В Борзне заехал Шрам отдохнуть к сотнику Белозерцу. Сотник Белозерец был один из тех старинных сотников, что первые тайно послали к Хмельницкому верных казаков с словесным отзывом: «Поднимай Украину, а мы поддержим тебя»; и потому был он Шраму искренний приятель.
Только лишь подъехал Шрам к воротам, как из ворот выезжает в дорогу сам Белозерец. Старые товарищи обнялись и долго не говорили ни слова.
— Ну, батько, сказал наконец Белозерец, как раз вовремя подоспел ты к нам на гетманщину в гости.
— А что?
— Да что? Не ты бы спрашивал, не я бы рассказывал!
— Знаю, знаю все! Лучше б и не знать ничего и не видеть!
— Куда ж это?
— Да куда ж больше, как не в Батурин, на раду к сумасшедшему Васюте.
— Эге! рада уже кончена.
— Как? когда же?
— Заезжай до господы, все расскажу.
Когда пошли в светлицу и уселись в конце стола, Белозерец начал рассказывать, как происходила в Батурине рада.
— Глупый Васюта, говорил он, такое выдумал, что чуть и сам не погиб со своим замыслом. «Присягайте, говорит, мне на послушание; а не присягнете, так тут вам и капут». Подучил вражий дедуган пехоту да хотел прижать старшину так, чтоб и не писнула. Вот как теперь завелось у нас!
— Да чего доброго и ждать, сказал Шрам, от того, кто превращался из казака в ляха? Уже когда ты сделался раз Золотаревским, то Золотаренком во веки веков не будешь! Ну, что ж старшина?
— А старшина говорит: «Убойся Бога! Долго ли тебе жить на свете? Пусть бы младшие гетмановали. Эй, пане полковник, не черни Сомка перед царем, держись его, так еще и ты и мы все поживем в покое». Куда тебе! Расходился наш старчуган не на шутку. «Скорее, говорит, у меня на ладони волосы вырастут, нежели переяславский торгаш будет гетманом! Обо мне стараются в Москве бояре, за меня стоит и Бруховецкий с запорожцами. Я, говорит, недавно послал к нему в Зеньков посланцов». — «Не верь ты, говорят ему, запорожцам: они тебя в глаза обманывают, приезжают к тебе из Сечи, чтоб только чем-нибудь поживиться; и за твои подарки трубят тебе в уши про гетманство. Разве не знаешь, каким духом дышут они на всю городовую старшину? Это у них обычай давний!» Куда! И слушать ничего не хочет. Как тут гонец из Зенькова. — «А что?» — «Распрощайся, говорит, пане полковник, с гетманством. Там запорожцы такое говорят, что и волос вянет.» — «Но что же князь?» — «А что князь! Князь с запорожцами за панибрата, а твои подарки принял только ради шутки. Довольно у него и своего добра». Васюта и руки опустил. Тогда старшина к нему, а пехота и себе взяла сторону старшины: дошло до того, что едва Васюта не сложил там и головы. Вдруг от Сомка письмо.

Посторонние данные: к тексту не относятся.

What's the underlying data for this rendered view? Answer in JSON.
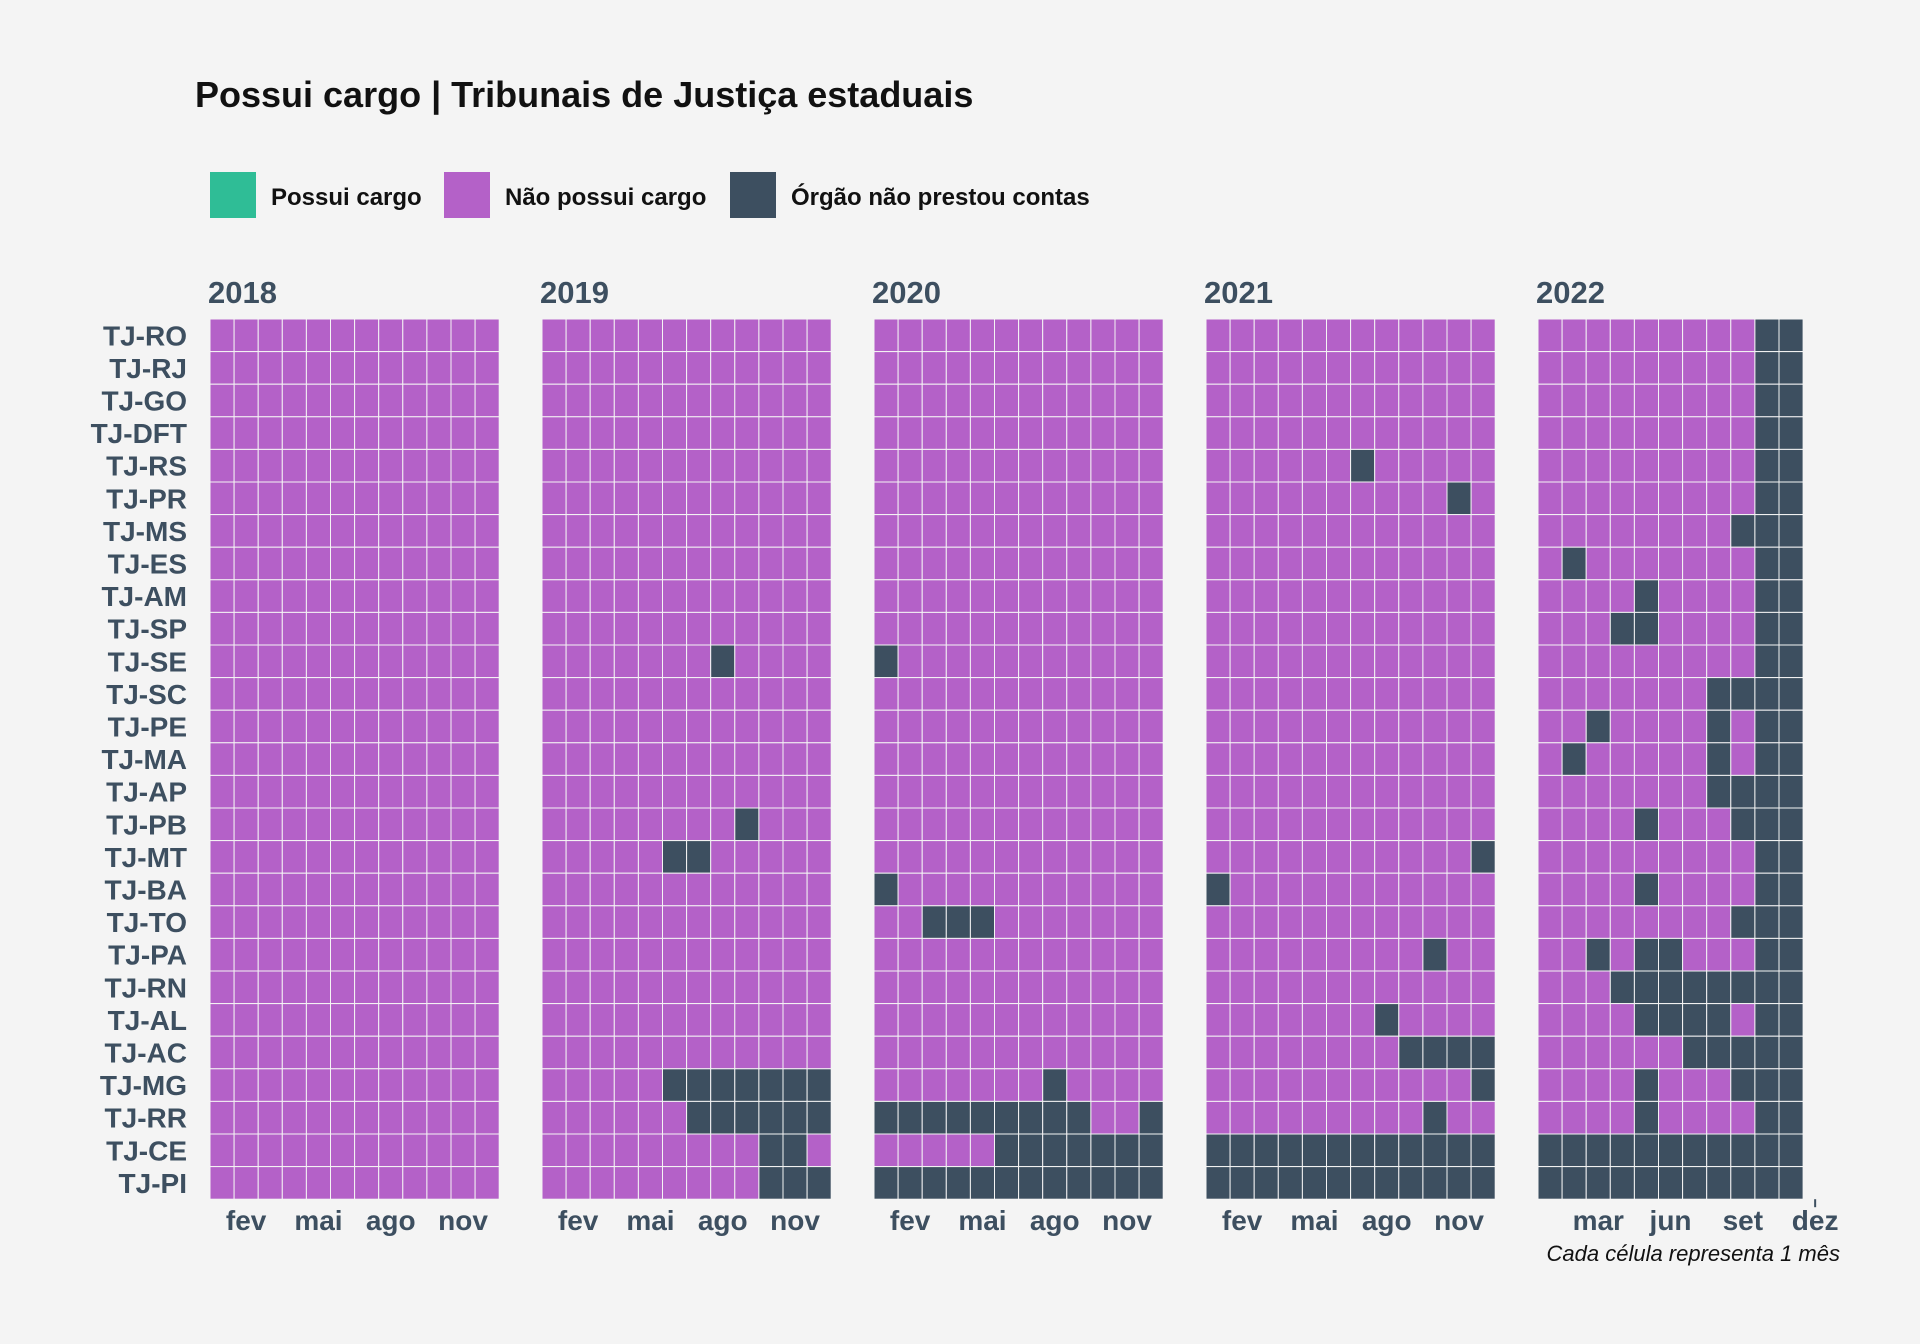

— От Сомка к Васюте? с удивлением спросил Шрам. — Из Переяслава?
— Нет, из Ични. Сомко уже в Ичне.
— Не думал я, чтобы Сомко так скоро переломил себя!
— Ага! Пришла трудная минута, нужно было попрать ногами всякую гордость. «Во имя Бога, говорит, ты пан полковник Нежинский, и все, находящиеся под его рукою! Послушайте моего голоса, не губите навеки Украины. Или вам лучше, говорит, быть под рукою свинопаса Иванца, или под рыцарскою рукою Переяславского Сомка? Забудьте все раздоры! Не время нам теперь враждовать, время постоять за честь своей отчизны. Я, говорит, жду в Ичне. Кто верный сын своей отчизны, тот явится под мое знамя. Собирайтесь, не допустим лукавого запорожца захватить в руки гетманскую булаву украинскую». Видит тогда Васюта, что некуда деваться, давай зазывать с собою старшину в Ичню, да и двинулись все из Батурина. Я тоже, распорядившись дома с своею сотнею, направил было путь в Ичню.
— Так чего ж медлить? сказал Шрам. Сей час на коней да и в Ичню.
— Господи! Тебе, видно, и сносу не будет. Неужели тебя создал Господь из железа, что тебя ни раны, ни лета не одолевают?